WILLIAM K. BLACK: All of those checks and balances report to the CEO, so if the CEO goes bad, all of the checks and balances are easily overcome. And the art form is not simply to defeat those internal controls, but to suborn them, to turn them into your greatest allies. And the bonus programs are exactly how you do that.

As evidence of this conscious attempt to make gigantic profits through premeditated fraud he points to a 2004 report by the FBI warning of a looming financial catastrophe.

CNN Friday September 17th 2004

"Assistant FBI Director Chris Swecker said the booming mortgage market, fueled by low interest rates and soaring home values, has attracted unscrupulous professionals and criminal groups whose fraudulent activities could cause multibillion-dollar losses to financial institutions.

"It has the potential to be an epidemic," said Swecker, who heads the Criminal Division at FBI headquarters in Washington. "We think we can prevent a problem that could have as much impact as the S&L crisis," he said."

So action by regulators, agencies and financial institutions at that point could have prevented indenturing future generations of Americans.

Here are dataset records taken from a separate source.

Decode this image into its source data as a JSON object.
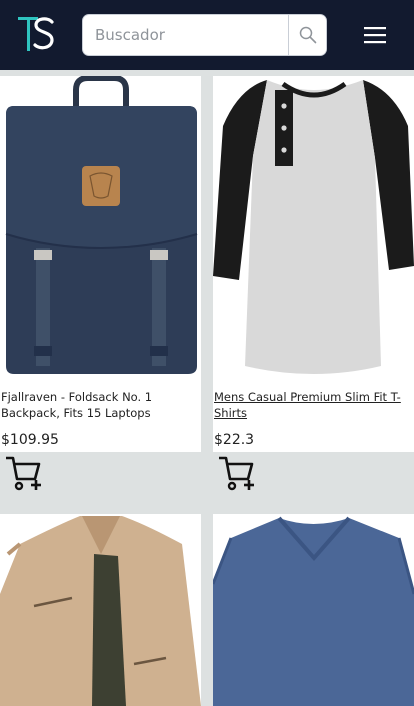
{
  "header": {
    "logo_text": "TS",
    "search_placeholder": "Buscador",
    "search_value": ""
  },
  "products": [
    {
      "title": "Fjallraven - Foldsack No. 1 Backpack, Fits 15 Laptops",
      "price": "$109.95",
      "cart_icon": "add-to-cart-icon"
    },
    {
      "title": "Mens Casual Premium Slim Fit T-Shirts",
      "price": "$22.3",
      "cart_icon": "add-to-cart-icon"
    },
    {
      "title": "",
      "price": "",
      "cart_icon": ""
    },
    {
      "title": "",
      "price": "",
      "cart_icon": ""
    }
  ],
  "colors": {
    "header_bg": "#121a2f",
    "logo_accent": "#2fc4c0",
    "page_bg": "#dde1e1"
  }
}
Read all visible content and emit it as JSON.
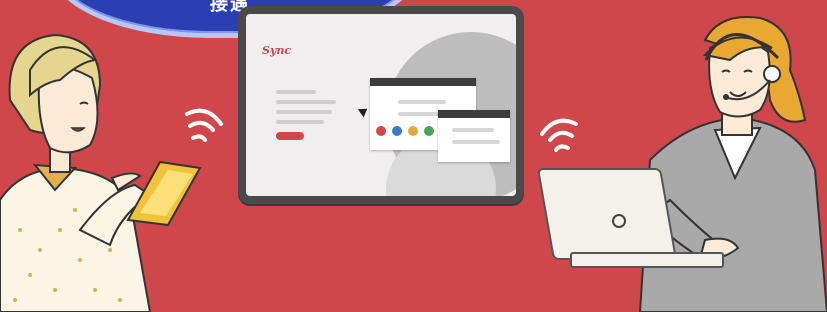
{
  "banner": {
    "text": "接遇"
  },
  "tablet": {
    "site_logo": "Sync",
    "dot_colors": [
      "#d0474b",
      "#3a78c2",
      "#e0a93a",
      "#4aa35a"
    ]
  },
  "colors": {
    "background": "#d0474b",
    "banner": "#2b3fb2",
    "device_frame": "#4a4a4a"
  }
}
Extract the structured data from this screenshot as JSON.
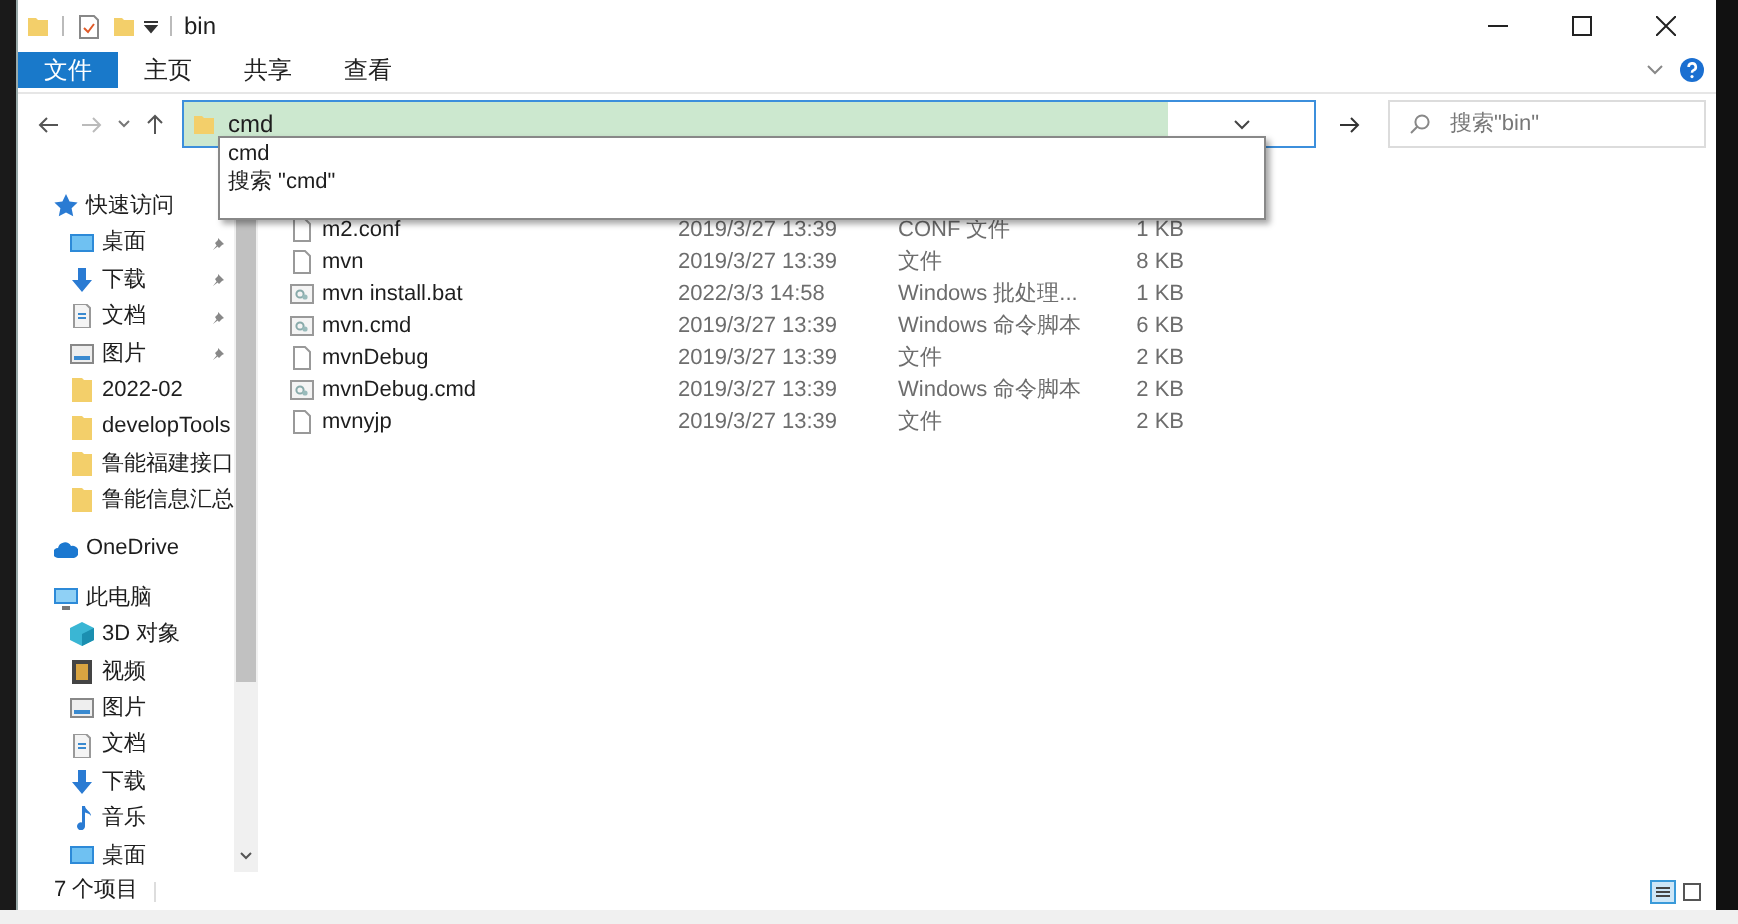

But we know Bush and his cronies were in charge then and that they chose to ignore the financial crimes that were being committed on their watch. So much for their religion of the "Free Market". American taxpayers and those losing their jobs now are paying dearly for the fraud carried out by these slimy criminals in the name of deregulation.

1 comment:

Anonymous said...

Very revealing!!! Thanks for posting.